Despite subsequent setbacks in their relationship, such as Jac briefly deceiving Joseph into believing that she is pregnant with his child, Faye and Joseph marry. On the day of the ceremony, Linden confesses to Faye that he is in love with her, and they kiss. She instantly regrets it, however, and tells him that she loves Joseph. When Archie's nurse Lauren later accidentally administers him the wrong drug, he dies. Faye and Joseph grow apart in the aftermath and she develops romantic feelings for Linden. She and Joseph separate, but after she begins a relationship with Linden, she discovers that she is pregnant with Joseph's baby. Increasingly concerned that Faye may be a pathological liar, Linden terminates their relationship. Faye is later attacked by a heroin-addicted patient, and when Linden attempts to defend her, he is hit in the head with a glass bottle and dies. Faye suffers a breakdown in the aftermath, and is admitted to a psychiatric unit. She self-harms, and refuses to leave the unit when she goes into labour, until Jac assures her that Joseph does not intend to take their child away from her. Faye delivers a boy by Caesarean. She initially fails to bond with him, but when Joseph puts their divorce proceedings on hold, she makes an effort and names him Harry, after Joseph's deceased brother. Despite Joseph's opposition, she insists on returning to the psychiatric unit. Jac's support during this time results in a renewal of their relationship, and when Faye secretly makes plans to leave the country with Harry, Jac helps convince her to leave the baby with Joseph. Joseph struggles as a working father, and accepts a job as a GP in Penrith. Jac declines his offer to accompany him, so he departs with Harry, leaving her in tears.

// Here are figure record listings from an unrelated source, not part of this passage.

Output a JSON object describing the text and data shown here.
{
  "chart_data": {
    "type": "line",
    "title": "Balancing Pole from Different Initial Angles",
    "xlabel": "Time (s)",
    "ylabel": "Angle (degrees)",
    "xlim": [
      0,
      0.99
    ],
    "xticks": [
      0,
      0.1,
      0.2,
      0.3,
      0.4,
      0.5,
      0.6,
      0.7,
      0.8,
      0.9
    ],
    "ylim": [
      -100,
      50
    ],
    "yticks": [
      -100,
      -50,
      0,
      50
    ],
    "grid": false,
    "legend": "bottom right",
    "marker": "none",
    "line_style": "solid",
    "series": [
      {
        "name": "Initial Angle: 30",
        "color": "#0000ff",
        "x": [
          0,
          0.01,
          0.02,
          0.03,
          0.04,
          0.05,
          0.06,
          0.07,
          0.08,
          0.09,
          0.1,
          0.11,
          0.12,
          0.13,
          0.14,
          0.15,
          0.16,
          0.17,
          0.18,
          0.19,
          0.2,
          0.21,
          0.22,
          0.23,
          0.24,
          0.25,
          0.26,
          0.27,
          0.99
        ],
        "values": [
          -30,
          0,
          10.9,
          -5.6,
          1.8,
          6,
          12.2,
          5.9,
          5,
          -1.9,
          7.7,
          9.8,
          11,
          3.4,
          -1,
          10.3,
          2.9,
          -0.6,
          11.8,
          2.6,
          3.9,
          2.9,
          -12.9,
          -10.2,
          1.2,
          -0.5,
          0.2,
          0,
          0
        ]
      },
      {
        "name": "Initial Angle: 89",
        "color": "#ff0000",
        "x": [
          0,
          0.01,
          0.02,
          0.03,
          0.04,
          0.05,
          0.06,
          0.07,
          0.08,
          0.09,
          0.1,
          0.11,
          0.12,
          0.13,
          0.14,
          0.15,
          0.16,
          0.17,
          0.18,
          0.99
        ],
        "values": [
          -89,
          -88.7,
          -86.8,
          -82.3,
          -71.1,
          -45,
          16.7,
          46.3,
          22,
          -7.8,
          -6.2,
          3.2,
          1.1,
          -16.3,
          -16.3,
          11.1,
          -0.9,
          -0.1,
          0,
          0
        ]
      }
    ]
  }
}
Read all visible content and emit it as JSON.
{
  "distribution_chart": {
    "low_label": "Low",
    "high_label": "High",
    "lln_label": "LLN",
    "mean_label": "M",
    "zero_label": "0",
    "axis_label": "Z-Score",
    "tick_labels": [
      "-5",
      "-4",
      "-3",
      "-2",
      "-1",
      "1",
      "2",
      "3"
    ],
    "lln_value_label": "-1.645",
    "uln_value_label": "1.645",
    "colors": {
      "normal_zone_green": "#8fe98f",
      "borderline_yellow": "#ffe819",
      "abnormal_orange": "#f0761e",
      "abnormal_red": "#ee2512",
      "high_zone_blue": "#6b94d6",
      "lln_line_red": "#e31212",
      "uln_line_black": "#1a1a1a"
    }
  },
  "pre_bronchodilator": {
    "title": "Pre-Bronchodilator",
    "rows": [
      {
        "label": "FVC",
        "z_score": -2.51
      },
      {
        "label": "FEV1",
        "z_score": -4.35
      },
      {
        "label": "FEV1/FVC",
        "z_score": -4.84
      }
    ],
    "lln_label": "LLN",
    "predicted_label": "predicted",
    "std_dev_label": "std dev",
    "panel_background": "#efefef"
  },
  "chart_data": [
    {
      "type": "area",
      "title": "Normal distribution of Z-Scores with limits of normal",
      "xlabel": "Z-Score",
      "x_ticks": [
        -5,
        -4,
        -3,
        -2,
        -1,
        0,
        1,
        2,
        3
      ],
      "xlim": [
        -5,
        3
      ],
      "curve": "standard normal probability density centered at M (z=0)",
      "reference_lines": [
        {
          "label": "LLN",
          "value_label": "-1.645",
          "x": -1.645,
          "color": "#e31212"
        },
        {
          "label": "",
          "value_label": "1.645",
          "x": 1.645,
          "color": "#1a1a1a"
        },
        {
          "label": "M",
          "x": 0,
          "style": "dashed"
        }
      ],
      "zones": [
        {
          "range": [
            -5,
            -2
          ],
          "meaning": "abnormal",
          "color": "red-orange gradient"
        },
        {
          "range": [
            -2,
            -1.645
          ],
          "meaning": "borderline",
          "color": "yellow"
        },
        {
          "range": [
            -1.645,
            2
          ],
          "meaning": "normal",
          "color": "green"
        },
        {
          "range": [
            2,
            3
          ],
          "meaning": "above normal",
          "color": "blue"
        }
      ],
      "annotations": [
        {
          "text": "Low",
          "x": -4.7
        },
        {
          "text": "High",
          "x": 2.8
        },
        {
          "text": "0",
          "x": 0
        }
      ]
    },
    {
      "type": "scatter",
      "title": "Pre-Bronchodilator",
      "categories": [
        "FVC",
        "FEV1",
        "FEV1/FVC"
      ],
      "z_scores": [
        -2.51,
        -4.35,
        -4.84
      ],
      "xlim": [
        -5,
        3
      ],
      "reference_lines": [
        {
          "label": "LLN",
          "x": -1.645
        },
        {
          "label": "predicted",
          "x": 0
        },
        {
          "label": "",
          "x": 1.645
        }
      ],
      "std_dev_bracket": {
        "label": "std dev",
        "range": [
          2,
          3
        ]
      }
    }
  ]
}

Joseph returns to Holby 10 years later, where it is revealed that he and Faye have reconciled and are raising their son Harry closeby. Faye is a patient in need of a transplant and is put on Jac's list after issues at another hospital. Jac is seen to be upset by Faye's presence and by her relationship with Joseph, who tells her that it "doesn't mean I'll ever stop loving you". The emotions of the circumstance are too much for Jac who leaves the hospital in tears after kissing Joseph and telling him to never come back again. Joseph is seen to go looking for Jac for one last goodbye, but is too late.

==Reception==
Roberts' portrayal of Joseph earned him several award nominations. In 2006, he was longlisted for the Most Popular Newcomer award at the National Television Awards (NTAs), and named the nineteenth Best Actor at the BBC Drama Awards. He was nominated in the Best Actor category at the 2007 and 2009 TVQuick and TV Choice Awards, and received a Best Drama Performance nomination at the 2010 NTAs. Bree Treacy's of RTÉ ten's rates Byrne her favorite character in the show, enjoying his love hate relationship with Jac and the intensity he brings to the show. According to her all the other storylines pale in comparison.

==In popular culture==
On 28 February 2008, BBC Two cooking programme Ready Steady Cook broadcast a Holby City special, featuring Luke Roberts and Sharon D. Clarke (Lola Griffin). As well as competing over their cooking skills, the pair discussed their characters' upcoming storylines, and crossover with sister show HolbyBlue.